Der Typ Bär, mit dem die Kinder gerne spielen wollen

Männer im Kindergarten, immer noch eine Seltenheit. Und Goldfuß, mit seiner Vita, sticht dort besonders heraus. „Ich konnte schon immer gut mit Kindern, sie kommen automatisch auf mich zu“, sagt er. Man glaubt ihm, dass Kinder ihn mögen. Der 30-Jährige ist der Typ Bär, mit dem die Kinder gerne spielen wollen. Wenn er aus seinem Leben erzählt, lacht er viel. Der gebürtige Altenploser war viele Jahre Jugendtrainer beim SC Altenplos. Die Ausbildung zum Kinderpfleger macht er erst seit Januar diesen Jahres.

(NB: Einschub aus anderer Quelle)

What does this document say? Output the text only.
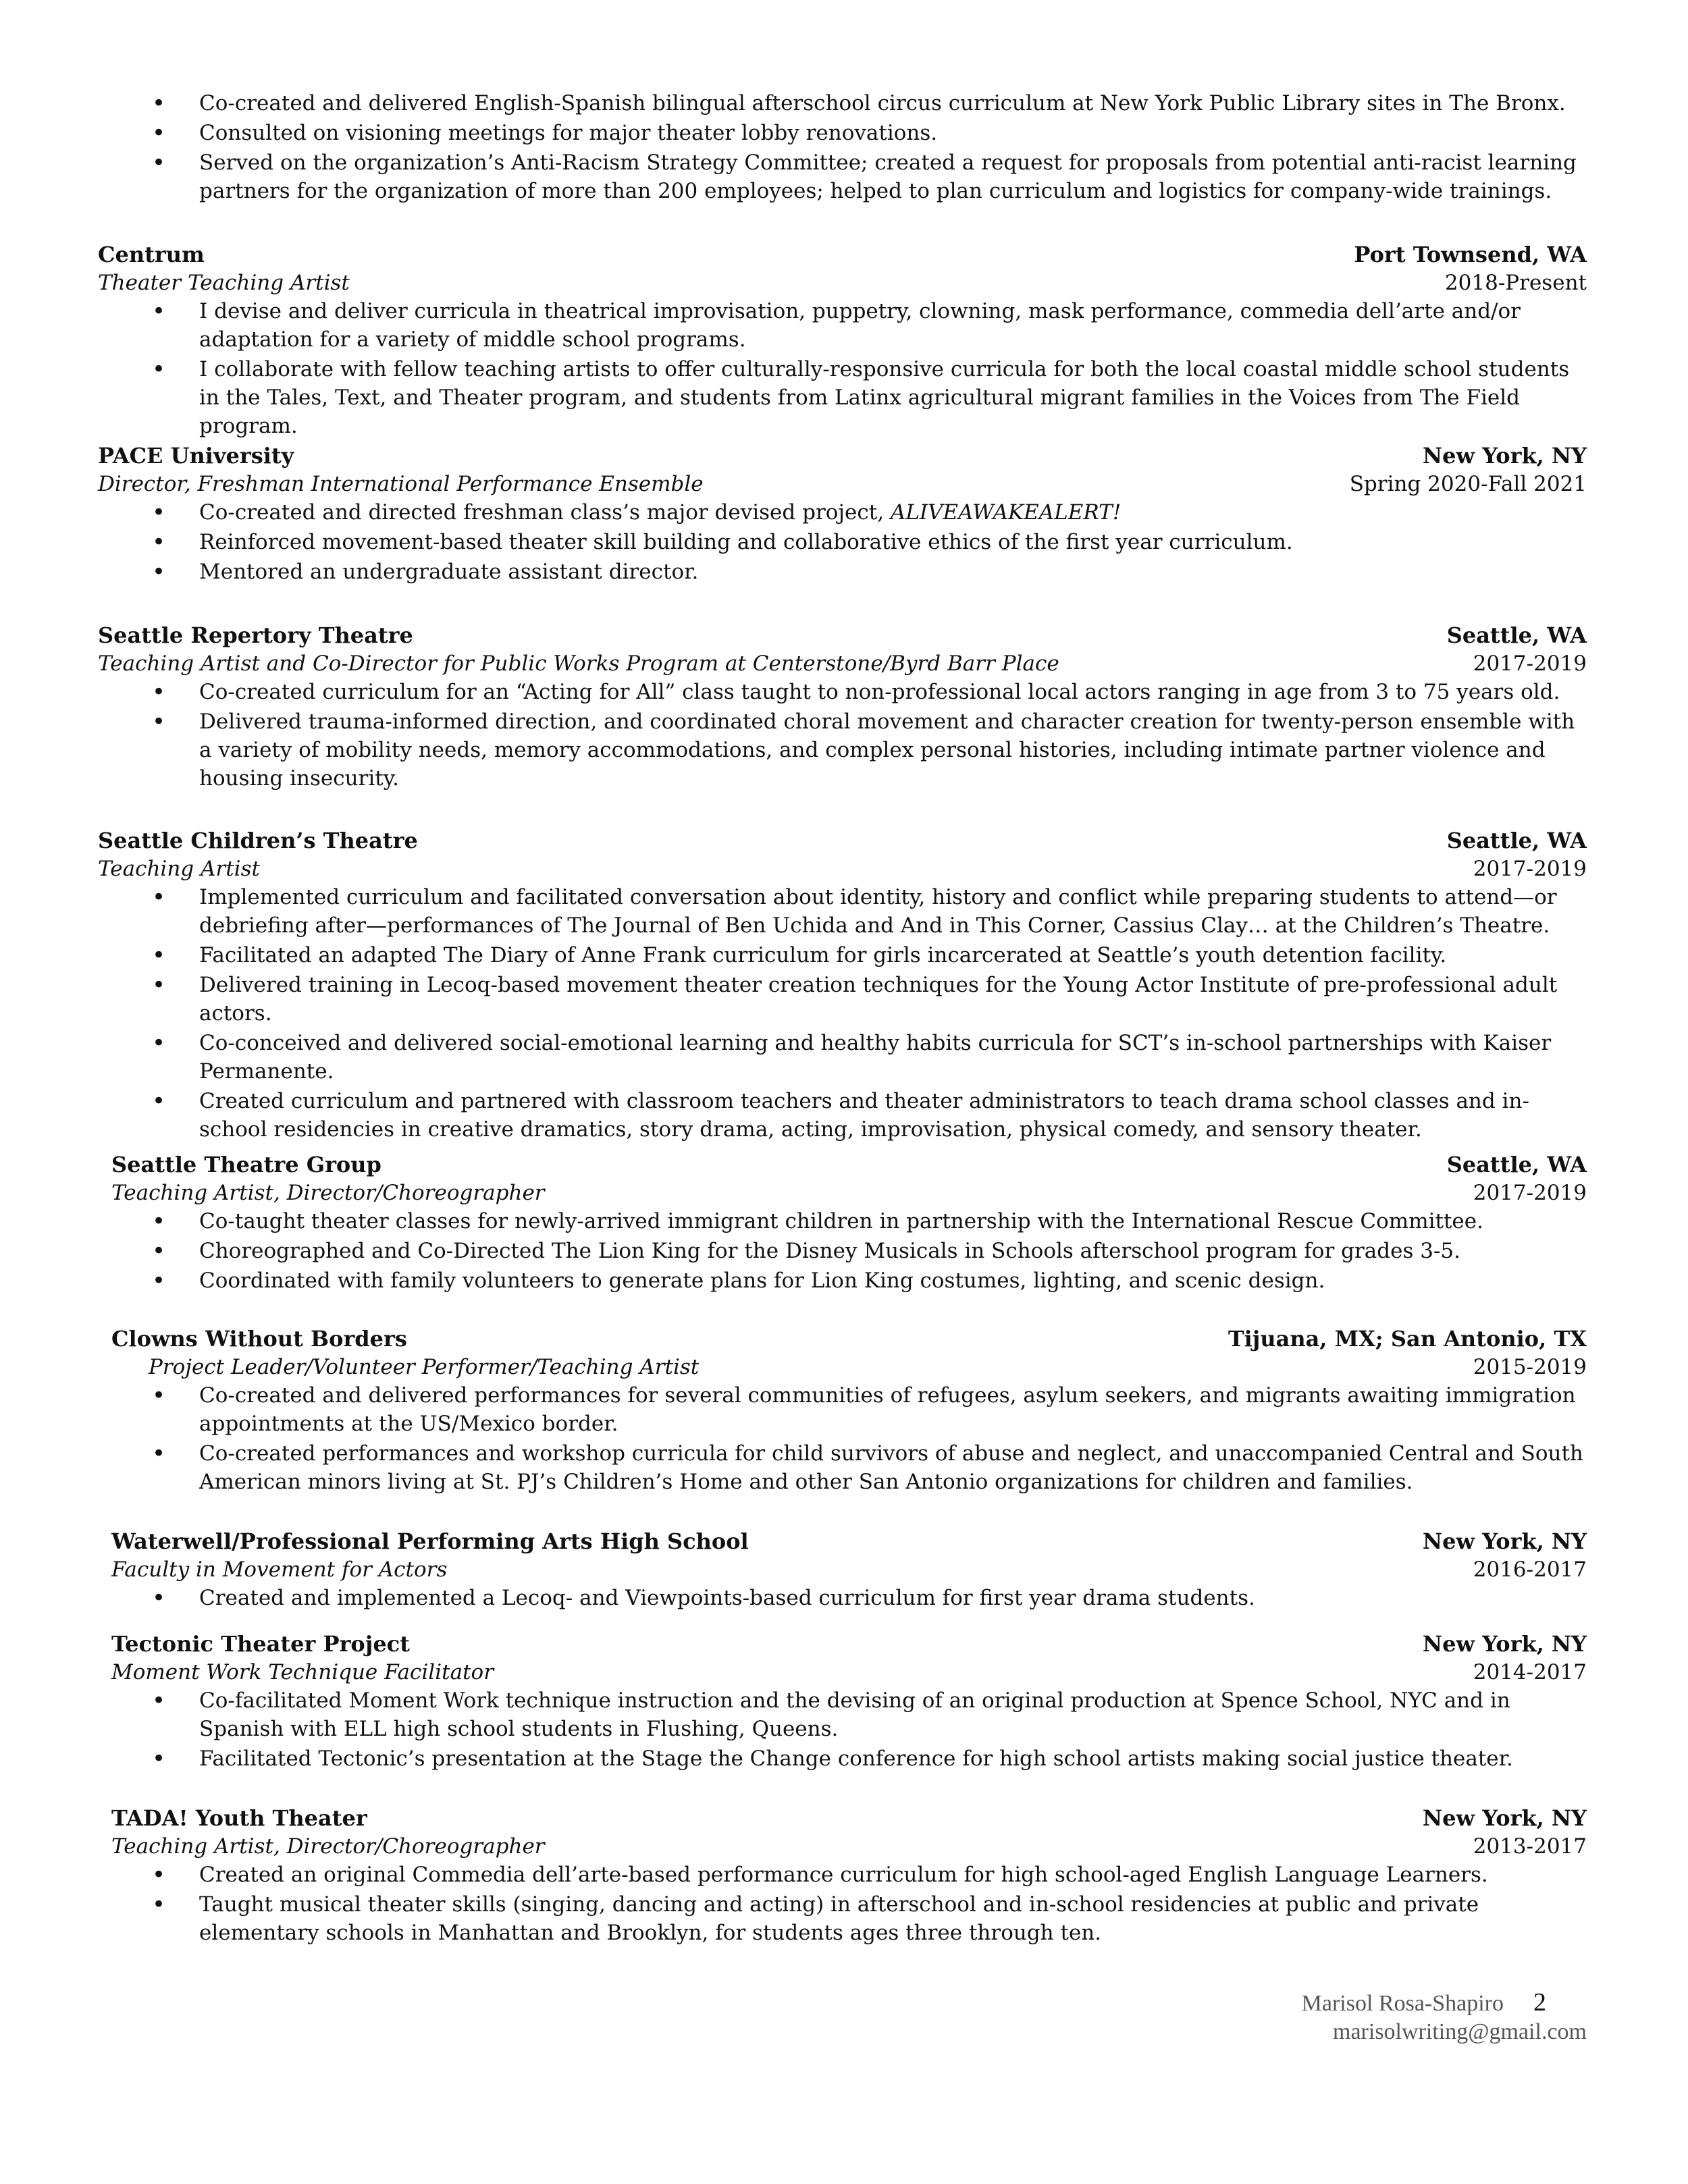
• Co-created and delivered English-Spanish bilingual afterschool circus curriculum at New York Public Library sites in The Bronx.
• Consulted on visioning meetings for major theater lobby renovations.
• Served on the organization’s Anti-Racism Strategy Committee; created a request for proposals from potential anti-racist learning partners for the organization of more than 200 employees; helped to plan curriculum and logistics for company-wide trainings.
Centrum	Port Townsend, WA
Theater Teaching Artist	2018-Present
• I devise and deliver curricula in theatrical improvisation, puppetry, clowning, mask performance, commedia dell’arte and/or adaptation for a variety of middle school programs.
• I collaborate with fellow teaching artists to offer culturally-responsive curricula for both the local coastal middle school students in the Tales, Text, and Theater program, and students from Latinx agricultural migrant families in the Voices from The Field program.
PACE University	New York, NY
Director, Freshman International Performance Ensemble	Spring 2020-Fall 2021
• Co-created and directed freshman class’s major devised project, ALIVEAWAKEALERT!
• Reinforced movement-based theater skill building and collaborative ethics of the first year curriculum.
• Mentored an undergraduate assistant director.
Seattle Repertory Theatre	Seattle, WA
Teaching Artist and Co-Director for Public Works Program at Centerstone/Byrd Barr Place	2017-2019
• Co-created curriculum for an “Acting for All” class taught to non-professional local actors ranging in age from 3 to 75 years old.
• Delivered trauma-informed direction, and coordinated choral movement and character creation for twenty-person ensemble with a variety of mobility needs, memory accommodations, and complex personal histories, including intimate partner violence and housing insecurity.
Seattle Children’s Theatre	Seattle, WA
Teaching Artist	2017-2019
• Implemented curriculum and facilitated conversation about identity, history and conflict while preparing students to attend—or debriefing after—performances of The Journal of Ben Uchida and And in This Corner, Cassius Clay… at the Children’s Theatre.
• Facilitated an adapted The Diary of Anne Frank curriculum for girls incarcerated at Seattle’s youth detention facility.
• Delivered training in Lecoq-based movement theater creation techniques for the Young Actor Institute of pre-professional adult actors.
• Co-conceived and delivered social-emotional learning and healthy habits curricula for SCT’s in-school partnerships with Kaiser Permanente.
• Created curriculum and partnered with classroom teachers and theater administrators to teach drama school classes and in-school residencies in creative dramatics, story drama, acting, improvisation, physical comedy, and sensory theater.
Seattle Theatre Group	Seattle, WA
Teaching Artist, Director/Choreographer	2017-2019
• Co-taught theater classes for newly-arrived immigrant children in partnership with the International Rescue Committee.
• Choreographed and Co-Directed The Lion King for the Disney Musicals in Schools afterschool program for grades 3-5.
• Coordinated with family volunteers to generate plans for Lion King costumes, lighting, and scenic design.
Clowns Without Borders	Tijuana, MX; San Antonio, TX
Project Leader/Volunteer Performer/Teaching Artist	2015-2019
• Co-created and delivered performances for several communities of refugees, asylum seekers, and migrants awaiting immigration appointments at the US/Mexico border.
• Co-created performances and workshop curricula for child survivors of abuse and neglect, and unaccompanied Central and South American minors living at St. PJ’s Children’s Home and other San Antonio organizations for children and families.
Waterwell/Professional Performing Arts High School	New York, NY
Faculty in Movement for Actors	2016-2017
• Created and implemented a Lecoq- and Viewpoints-based curriculum for first year drama students.
Tectonic Theater Project	New York, NY
Moment Work Technique Facilitator	2014-2017
• Co-facilitated Moment Work technique instruction and the devising of an original production at Spence School, NYC and in Spanish with ELL high school students in Flushing, Queens.
• Facilitated Tectonic’s presentation at the Stage the Change conference for high school artists making social justice theater.
TADA! Youth Theater	New York, NY
Teaching Artist, Director/Choreographer	2013-2017
• Created an original Commedia dell’arte-based performance curriculum for high school-aged English Language Learners.
• Taught musical theater skills (singing, dancing and acting) in afterschool and in-school residencies at public and private elementary schools in Manhattan and Brooklyn, for students ages three through ten.
Marisol Rosa-Shapiro 2
marisolwriting@gmail.com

Bevor er sich um Kinder kümmerte und mit ihnen Bauklötze baute und Prinzessin spielte, kümmerte er sich als Verwaltungsfachangestellter im Jobcenter in Bayreuth um Menschen, die Arbeit suchen. „Verwaltungsfachangestellter ist ein sicherer Job.“ Drei Jahre hat er dafür in Heinersreuth gelernt, aber er sagt auch. „Der Job ist trocken wie zwei Eimer Sand.“ Und darauf habe er auf Dauer keine Lust gehabt. Und der öffentliche Dienst war gar nicht seine erste Wahl.

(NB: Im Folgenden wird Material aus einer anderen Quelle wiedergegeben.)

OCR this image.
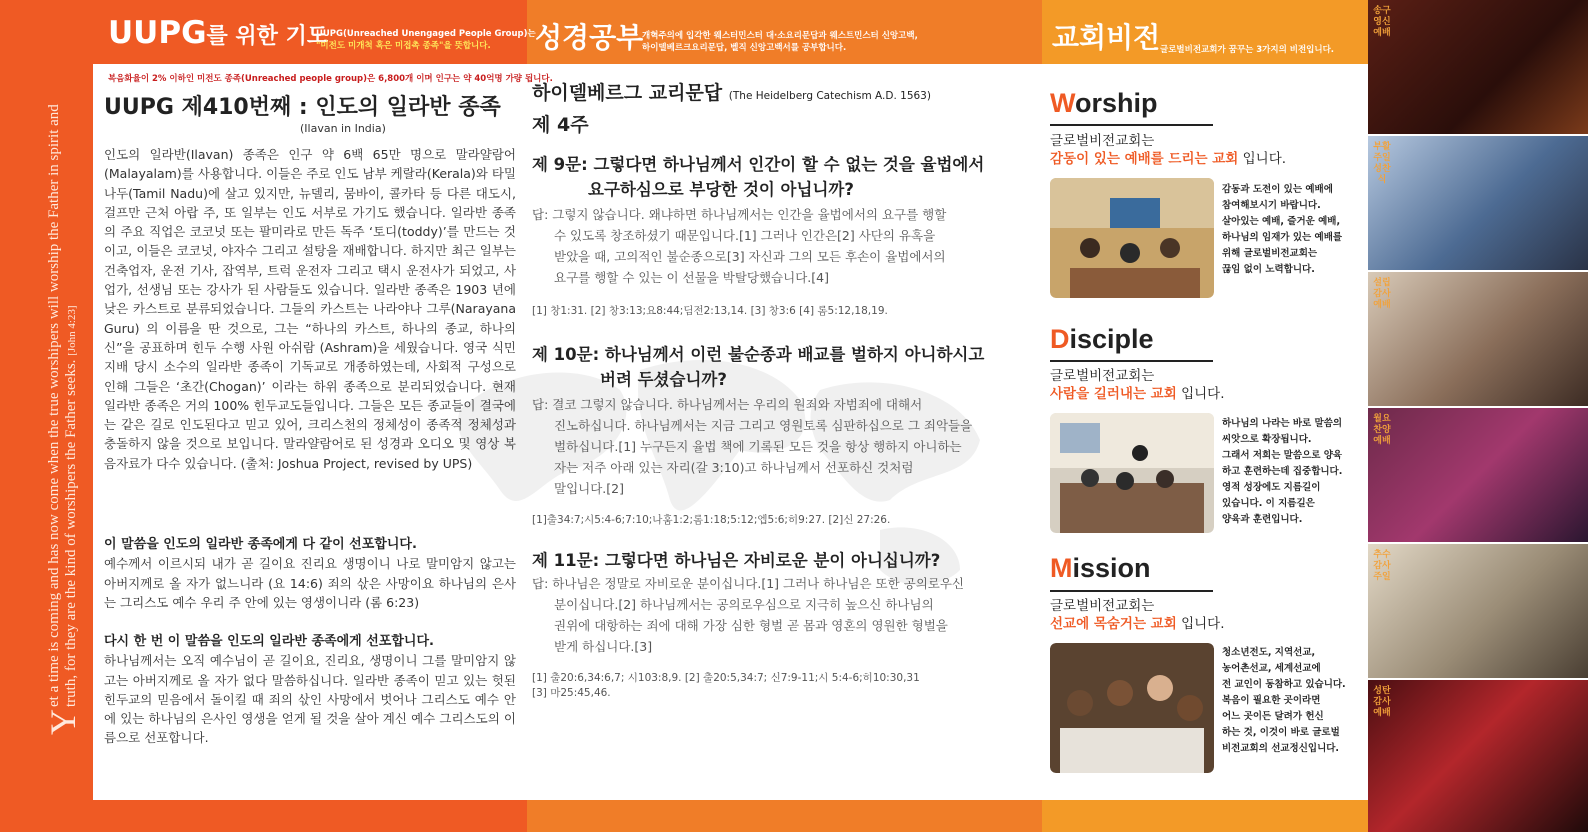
Y
et a time is coming and has now come when the true worshipers will worship the Father in spirit and truth, for they are the kind of worshipers the Father seeks. [John 4:23]
UUPG를 위한 기도
UUPG(Unreached Unengaged People Group)는
"미전도 미개척 혹은 미접촉 종족"을 뜻합니다.	성경공부
개혁주의에 입각한 웨스터민스터 대·소요리문답과 웨스트민스터 신앙고백,
하이델베르크요리문답, 벨직 신앙고백서를 공부합니다.	교회비전 글로벌비전교회가 꿈꾸는 3가지의 비전입니다.
복음화율이 2% 이하인 미전도 종족(Unreached people group)은 6,800개 이며 인구는 약 40억명 가량 됩니다.
UUPG 제410번째 : 인도의 일라반 종족
(Ilavan in India)

인도의 일라반(Ilavan) 종족은 인구 약 6백 65만 명으로 말라얄람어(Malayalam)를 사용합니다. 이들은 주로 인도 남부 케랄라(Kerala)와 타밀 나두(Tamil Nadu)에 살고 있지만, 뉴델리, 뭄바이, 콜카타 등 다른 대도시, 걸프만 근처 아랍 주, 또 일부는 인도 서부로 가기도 했습니다. 일라반 종족의 주요 직업은 코코넛 또는 팔미라로 만든 독주 ‘토디(toddy)’를 만드는 것이고, 이들은 코코넛, 야자수 그리고 설탕을 재배합니다. 하지만 최근 일부는 건축업자, 운전 기사, 잡역부, 트럭 운전자 그리고 택시 운전사가 되었고, 사업가, 선생님 또는 강사가 된 사람들도 있습니다. 일라반 종족은 1903 년에 낮은 카스트로 분류되었습니다. 그들의 카스트는 나라야나 그루(Narayana Guru) 의 이름을 딴 것으로, 그는 “하나의 카스트, 하나의 종교, 하나의 신”을 공표하며 힌두 수행 사원 아쉬람 (Ashram)을 세웠습니다. 영국 식민 지배 당시 소수의 일라반 종족이 기독교로 개종하였는데, 사회적 구성으로 인해 그들은 ‘초간(Chogan)’ 이라는 하위 종족으로 분리되었습니다. 현재 일라반 종족은 거의 100% 힌두교도들입니다. 그들은 모든 종교들이 결국에는 같은 길로 인도된다고 믿고 있어, 크리스천의 정체성이 종족적 정체성과 충돌하지 않을 것으로 보입니다. 말라얄람어로 된 성경과 오디오 및 영상 복음자료가 다수 있습니다. (출처: Joshua Project, revised by UPS)

이 말씀을 인도의 일라반 종족에게 다 같이 선포합니다.

예수께서 이르시되 내가 곧 길이요 진리요 생명이니 나로 말미암지 않고는 아버지께로 올 자가 없느니라 (요 14:6) 죄의 삯은 사망이요 하나님의 은사는 그리스도 예수 우리 주 안에 있는 영생이니라 (롬 6:23)

다시 한 번 이 말씀을 인도의 일라반 종족에게 선포합니다.

하나님께서는 오직 예수님이 곧 길이요, 진리요, 생명이니 그를 말미암지 않고는 아버지께로 올 자가 없다 말씀하십니다. 일라반 종족이 믿고 있는 헛된 힌두교의 믿음에서 돌이킬 때 죄의 삯인 사망에서 벗어나 그리스도 예수 안에 있는 하나님의 은사인 영생을 얻게 될 것을 살아 계신 예수 그리스도의 이름으로 선포합니다.

하이델베르그 교리문답 (The Heidelberg Catechism A.D. 1563)
제 4주
제 9문: 그렇다면 하나님께서 인간이 할 수 없는 것을 율법에서
요구하심으로 부당한 것이 아닙니까?
답: 그렇지 않습니다. 왜냐하면 하나님께서는 인간을 율법에서의 요구를 행할
수 있도록 창조하셨기 때문입니다.[1] 그러나 인간은[2] 사단의 유혹을
받았을 때, 고의적인 불순종으로[3] 자신과 그의 모든 후손이 율법에서의
요구를 행할 수 있는 이 선물을 박탈당했습니다.[4]
[1] 창1:31. [2] 창3:13;요8:44;딤전2:13,14. [3] 창3:6 [4] 롬5:12,18,19.
제 10문: 하나님께서 이런 불순종과 배교를 벌하지 아니하시고
버려 두셨습니까?
답: 결코 그렇지 않습니다. 하나님께서는 우리의 원죄와 자범죄에 대해서
진노하십니다. 하나님께서는 지금 그리고 영원토록 심판하십으로 그 죄악들을
벌하십니다.[1] 누구든지 율법 책에 기록된 모든 것을 항상 행하지 아니하는
자는 저주 아래 있는 자리(갈 3:10)고 하나님께서 선포하신 것처럼
말입니다.[2]
[1]출34:7;시5:4-6;7:10;나훔1:2;롬1:18;5:12;엡5:6;히9:27. [2]신 27:26.
제 11문: 그렇다면 하나님은 자비로운 분이 아니십니까?
답: 하나님은 정말로 자비로운 분이십니다.[1] 그러나 하나님은 또한 공의로우신
분이십니다.[2] 하나님께서는 공의로우심으로 지극히 높으신 하나님의
권위에 대항하는 죄에 대해 가장 심한 형벌 곧 몸과 영혼의 영원한 형벌을
받게 하십니다.[3]
[1] 출20:6,34:6,7; 시103:8,9. [2] 출20:5,34:7; 신7:9-11;시 5:4-6;히10:30,31
[3] 마25:45,46.
Worship
글로벌비전교회는
감동이 있는 예배를 드리는 교회 입니다.
감동과 도전이 있는 예배에
참여해보시기 바랍니다.
살아있는 예배, 즐거운 예배,
하나님의 임재가 있는 예배를
위해 글로벌비전교회는
끊임 없이 노력합니다.
Disciple
글로벌비전교회는
사람을 길러내는 교회 입니다.
하나님의 나라는 바로 말씀의
씨앗으로 확장됩니다.
그래서 저희는 말씀으로 양육
하고 훈련하는데 집중합니다.
영적 성장에도 지름길이
있습니다. 이 지름길은
양육과 훈련입니다.
Mission
글로벌비전교회는
선교에 목숨거는 교회 입니다.
청소년전도, 지역선교,
농어촌선교, 세계선교에
전 교인이 동참하고 있습니다.
복음이 필요한 곳이라면
어느 곳이든 달려가 헌신
하는 것, 이것이 바로 글로벌
비전교회의 선교정신입니다.
송구영신예배
부활주일 성찬식
설립감사예배
월요찬양예배
추수감사주일
성탄감사예배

"Du bist der Erste, der angemacht wird"

Wegen eines Arbeitsunfalls konnte er seine Ausbildung zum Gaswasserinstallateur nicht beenden. Beim Sturz von einer maroden Holzleiter brach er sich Brust- und Lendenwirbel. Sechs Wochen musste er im Krankenbett liegen. Das mag keiner, und ein 16-Jähriger erst recht nicht. Die Arbeit im öffentlichen Dienst ist wesentlich ungefährlicher. Dort arbeitete er zuletzt im Einwohnermeldeamt. Spaß gemacht hat ihm das nicht. „Du willst den Leuten helfen, aber du bist der Erste, der angemacht wird.“

Also entschied er sich für den Koch. Einen Beruf, wo ihn schon auch mal die Gäste blöd anmachen können. Der Chef der Lamperie brauchte einen und Goldfuß hatte Mama beim Kochen schon öfters über die Schulter geschaut. „Ich hätte es nicht gemacht, wenn ich es nicht gekonnt hätte.“ Den Servicemitarbeitern sei er teilweise richtig auf die Nerven gegangen, weil er immer Feedback haben wollte. „Ich bin kein gelernter Koch, das Feedback war mir wichtig.“ 

Die Neurodermitis machte ihm in der Küche zu schaffen

Mit dem Küchenjob änderte sich auch sein Tagesrhythmus: Kam er als Beamter um 15 Uhr nach Hause, ging es als Koch erst um 16 Uhr los. „Es war geil, aber tough. 17 bis 18 Stunden waren manchmal keine Seltenheit.“ Er sei in dieser Zeit nicht vor drei Uhr morgens ins Bett gekommen. Privatleben, Freundin, dafür hatte er keine Zeit. „In unserer Küche war die beste Stimmung. Es wurde nie geschrien, aber die Musik war immer am lautesten.“

Was Goldfuß immer mehr zu schaffen machte, war seine Neurodermitis, die er schon seit Kindesalter hat. „Wenn du in eine offene Wunde Zitronensaft reinbekommst, das brennt wie die Hölle.“ Goldfuß trug Pflaster um die Fingerkuppen, Latexhandschuhe darüber und wenn das Jucken ganz schlimm wurde, hielt er seine Hände unter 55 Grad heißes Wasser. Aber irgendwann ging es einfach nicht mehr. Er stand wieder am Anfang. Was jetzt? Er wollte sich wieder um Menschen kümmern. So, wie er es bislang immer gemacht hatte. Da war die Entscheidung zum Kinderpfleger eigentlich nur eine logische Konsequenz.

"Scheiß geiler Job"

Ein Ausbruch von den Regeln und Vorschriften im Jobcenter oder im Kindergarten ist seine Arbeit als DJ, wo er in Clubs in Bayreuth oder Bamberg auflegt. Er fing während seiner Zeit in der Lamperie an, dann legte er auf Privatpartys oder dem Kneipenfestival auf. Unter dem Namen „Dick & Dope“ schmiss er eigene DJ-Partys mit seinem Mitbewohner in der Suite. „Ich habe in dieser Zeit schon mehr gefeiert und getrunken.“ Doch irgendwann liefen die Partys aus dem Ruder. In der Suite wurden die Toiletten mit Graffiti vollgesprüht, im Glashaus gingen mehrere Fenster zu Bruch. „Der Schaden im Glashaus lag damals bei 22.000 Euro“, sagt Goldfuß.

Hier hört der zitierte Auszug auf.